🤖 AI Summary
This work addresses the absence of rotation-equivariant positional encodings—specifically Rotary Position Embeddings (RoPE)—for non-grid graph-structured data. We propose WIRE, the first general-purpose RoPE extension to arbitrary graphs. WIRE constructs rotational transformations grounded in graph wavelet analysis, inherently satisfying permutation equivariance over node orderings and compatibility with linear attention mechanisms. Under mild conditions, it asymptotically approximates graph resistance distance, thereby explicitly encoding structural similarity. Parameter-free and plug-and-play, WIRE integrates seamlessly into diverse graph neural networks without architectural modification. Extensive experiments demonstrate that WIRE consistently outperforms existing positional encoding methods on tasks including monochromatic subgraph detection, point cloud semantic segmentation, and multiple standard graph benchmarks. Gains are especially pronounced on structure-sensitive tasks, validating both its theoretical foundation and empirical efficacy.
📝 Abstract
We introduce WIRE: Wavelet-Induced Rotary Encodings.
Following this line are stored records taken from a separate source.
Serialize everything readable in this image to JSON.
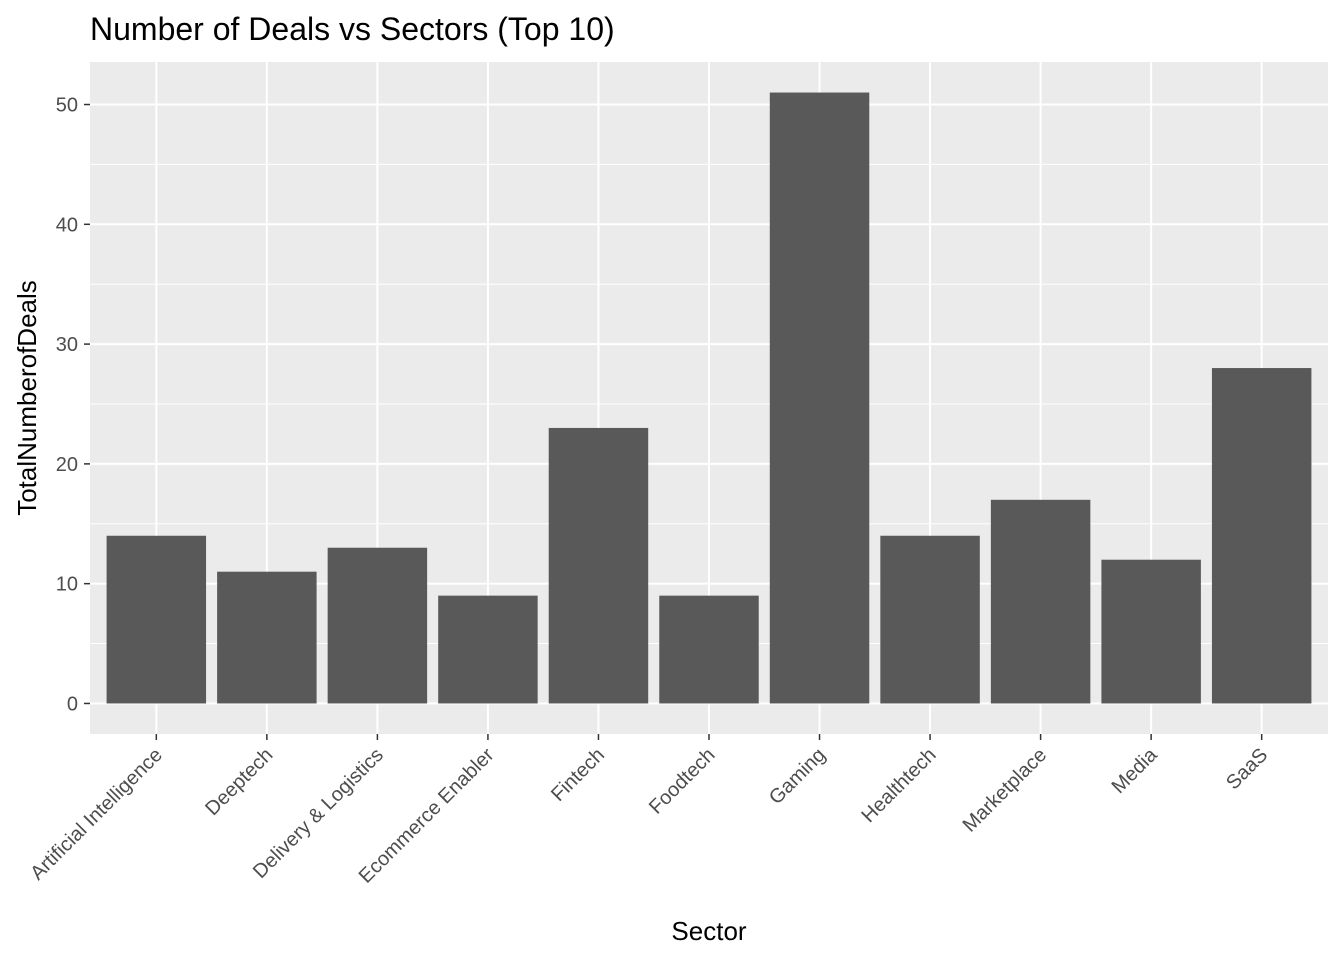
{
  "chart_data": {
    "type": "bar",
    "title": "Number of Deals vs Sectors (Top 10)",
    "xlabel": "Sector",
    "ylabel": "TotalNumberofDeals",
    "categories": [
      "Artificial Intelligence",
      "Deeptech",
      "Delivery & Logistics",
      "Ecommerce Enabler",
      "Fintech",
      "Foodtech",
      "Gaming",
      "Healthtech",
      "Marketplace",
      "Media",
      "SaaS"
    ],
    "values": [
      14,
      11,
      13,
      9,
      23,
      9,
      51,
      14,
      17,
      12,
      28
    ],
    "yticks": [
      0,
      10,
      20,
      30,
      40,
      50
    ],
    "ylim": [
      -2.55,
      53.55
    ],
    "grid": true,
    "legend": "none",
    "colors": {
      "bar": "#595959",
      "panel": "#ebebeb",
      "grid": "#ffffff"
    }
  }
}
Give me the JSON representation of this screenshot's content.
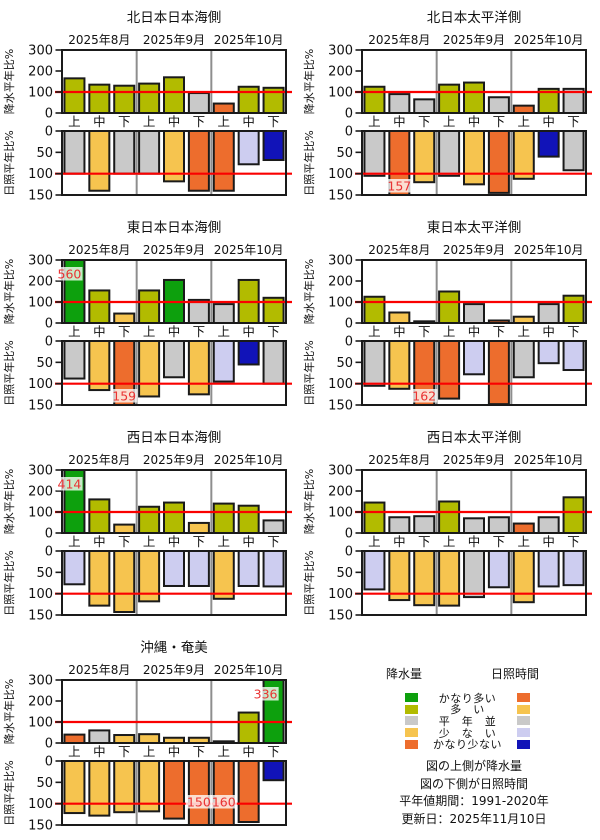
{
  "legend": {
    "precip_title": "降水量",
    "sunshine_title": "日照時間",
    "rows": [
      {
        "label": "かなり多い",
        "precip": "green",
        "sunshine": "orange"
      },
      {
        "label": "多　い",
        "precip": "yellowgreen",
        "sunshine": "yellow"
      },
      {
        "label": "平　年　並",
        "precip": "gray",
        "sunshine": "gray"
      },
      {
        "label": "少　な　い",
        "precip": "yellow",
        "sunshine": "lavender"
      },
      {
        "label": "かなり少ない",
        "precip": "orange",
        "sunshine": "blue"
      }
    ],
    "notes": [
      "図の上側が降水量",
      "図の下側が日照時間",
      "平年値期間：1991-2020年",
      "更新日：2025年11月10日"
    ]
  },
  "chart_data": {
    "type": "bar",
    "description": "Ten-day period (上/中/下) ratios to climatological normal, precipitation (top, 0-300%) and sunshine duration (bottom, inverted 0-150%), reference line at 100%",
    "months": [
      "2025年8月",
      "2025年9月",
      "2025年10月"
    ],
    "categories": [
      "上",
      "中",
      "下",
      "上",
      "中",
      "下",
      "上",
      "中",
      "下"
    ],
    "palette": {
      "green": "#0DA00D",
      "yellowgreen": "#B2BB00",
      "gray": "#C9C9C9",
      "yellow": "#F6C44F",
      "orange": "#ED6D2D",
      "lavender": "#CDCDF0",
      "blue": "#1113B8"
    },
    "axes": {
      "precip": {
        "ylabel": "降水平年比%",
        "ylim": [
          0,
          300
        ],
        "yticks": [
          0,
          100,
          200,
          300
        ],
        "ref": 100,
        "inverted": false
      },
      "sunshine": {
        "ylabel": "日照平年比%",
        "ylim": [
          0,
          150
        ],
        "yticks": [
          0,
          50,
          100,
          150
        ],
        "ref": 100,
        "inverted": true
      }
    },
    "panels": [
      {
        "title": "北日本日本海側",
        "precip": {
          "values": [
            165,
            135,
            130,
            140,
            170,
            95,
            45,
            125,
            120
          ],
          "colors": [
            "yellowgreen",
            "yellowgreen",
            "yellowgreen",
            "yellowgreen",
            "yellowgreen",
            "gray",
            "orange",
            "yellowgreen",
            "yellowgreen"
          ],
          "value_labels": []
        },
        "sunshine": {
          "values": [
            100,
            140,
            100,
            100,
            118,
            140,
            140,
            78,
            68
          ],
          "colors": [
            "gray",
            "yellow",
            "gray",
            "gray",
            "yellow",
            "orange",
            "orange",
            "lavender",
            "blue"
          ],
          "value_labels": []
        }
      },
      {
        "title": "北日本太平洋側",
        "precip": {
          "values": [
            125,
            90,
            65,
            135,
            145,
            75,
            35,
            115,
            115
          ],
          "colors": [
            "yellowgreen",
            "gray",
            "gray",
            "yellowgreen",
            "yellowgreen",
            "gray",
            "orange",
            "yellowgreen",
            "gray"
          ],
          "value_labels": []
        },
        "sunshine": {
          "values": [
            105,
            157,
            120,
            105,
            125,
            145,
            112,
            60,
            92
          ],
          "colors": [
            "gray",
            "orange",
            "yellow",
            "gray",
            "yellow",
            "orange",
            "yellow",
            "blue",
            "gray"
          ],
          "value_labels": [
            {
              "i": 1,
              "text": "157"
            }
          ]
        }
      },
      {
        "title": "東日本日本海側",
        "precip": {
          "values": [
            560,
            155,
            45,
            155,
            205,
            110,
            90,
            205,
            120
          ],
          "colors": [
            "green",
            "yellowgreen",
            "yellow",
            "yellowgreen",
            "green",
            "gray",
            "gray",
            "yellowgreen",
            "yellowgreen"
          ],
          "value_labels": [
            {
              "i": 0,
              "text": "560",
              "dx": -5
            }
          ]
        },
        "sunshine": {
          "values": [
            88,
            115,
            159,
            130,
            85,
            125,
            95,
            55,
            100
          ],
          "colors": [
            "gray",
            "yellow",
            "orange",
            "yellow",
            "gray",
            "yellow",
            "lavender",
            "blue",
            "gray"
          ],
          "value_labels": [
            {
              "i": 2,
              "text": "159"
            }
          ]
        }
      },
      {
        "title": "東日本太平洋側",
        "precip": {
          "values": [
            125,
            50,
            8,
            150,
            90,
            12,
            30,
            90,
            130
          ],
          "colors": [
            "yellowgreen",
            "yellow",
            "orange",
            "yellowgreen",
            "gray",
            "orange",
            "yellow",
            "gray",
            "yellowgreen"
          ],
          "value_labels": []
        },
        "sunshine": {
          "values": [
            105,
            112,
            162,
            135,
            78,
            148,
            85,
            52,
            68
          ],
          "colors": [
            "gray",
            "yellow",
            "orange",
            "orange",
            "lavender",
            "orange",
            "gray",
            "lavender",
            "lavender"
          ],
          "value_labels": [
            {
              "i": 2,
              "text": "162"
            }
          ]
        }
      },
      {
        "title": "西日本日本海側",
        "precip": {
          "values": [
            414,
            160,
            40,
            125,
            145,
            48,
            140,
            130,
            60
          ],
          "colors": [
            "green",
            "yellowgreen",
            "yellow",
            "yellowgreen",
            "yellowgreen",
            "yellow",
            "yellowgreen",
            "yellowgreen",
            "gray"
          ],
          "value_labels": [
            {
              "i": 0,
              "text": "414",
              "dx": -5
            }
          ]
        },
        "sunshine": {
          "values": [
            78,
            128,
            143,
            118,
            82,
            82,
            112,
            82,
            83
          ],
          "colors": [
            "lavender",
            "yellow",
            "yellow",
            "yellow",
            "lavender",
            "lavender",
            "yellow",
            "lavender",
            "lavender"
          ],
          "value_labels": []
        }
      },
      {
        "title": "西日本太平洋側",
        "precip": {
          "values": [
            145,
            75,
            80,
            150,
            70,
            75,
            45,
            75,
            170
          ],
          "colors": [
            "yellowgreen",
            "gray",
            "gray",
            "yellowgreen",
            "gray",
            "gray",
            "orange",
            "gray",
            "yellowgreen"
          ],
          "value_labels": []
        },
        "sunshine": {
          "values": [
            90,
            115,
            127,
            128,
            108,
            85,
            120,
            83,
            80
          ],
          "colors": [
            "lavender",
            "yellow",
            "yellow",
            "yellow",
            "gray",
            "lavender",
            "yellow",
            "lavender",
            "lavender"
          ],
          "value_labels": []
        }
      },
      {
        "title": "沖縄・奄美",
        "precip": {
          "values": [
            40,
            60,
            38,
            42,
            25,
            25,
            8,
            145,
            336
          ],
          "colors": [
            "orange",
            "gray",
            "yellow",
            "yellow",
            "yellow",
            "yellow",
            "orange",
            "yellowgreen",
            "green"
          ],
          "value_labels": [
            {
              "i": 8,
              "text": "336",
              "dx": -8
            }
          ]
        },
        "sunshine": {
          "values": [
            122,
            128,
            120,
            118,
            135,
            150,
            160,
            143,
            45
          ],
          "colors": [
            "yellow",
            "yellow",
            "yellow",
            "yellow",
            "orange",
            "orange",
            "orange",
            "orange",
            "blue"
          ],
          "value_labels": [
            {
              "i": 5,
              "text": "150",
              "dy": -14
            },
            {
              "i": 6,
              "text": "160",
              "dy": -14
            }
          ]
        }
      }
    ]
  }
}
WIRE extends Rotary Position Encodings (RoPE), a popular algorithm in LLMs and ViTs, to graph-structured data. We demonstrate that WIRE is more general than RoPE, recovering the latter in the special case of grid graphs. WIRE also enjoys a host of desirable theoretical properties, including equivariance under node ordering permutation, compatibility with linear attention, and (under select assumptions) asymptotic dependence on graph resistive distance. We test WIRE on a range of synthetic and real-world tasks, including identifying monochromatic subgraphs, semantic segmentation of point clouds, and more standard graph benchmarks. We find it to be effective in settings where the underlying graph structure is important.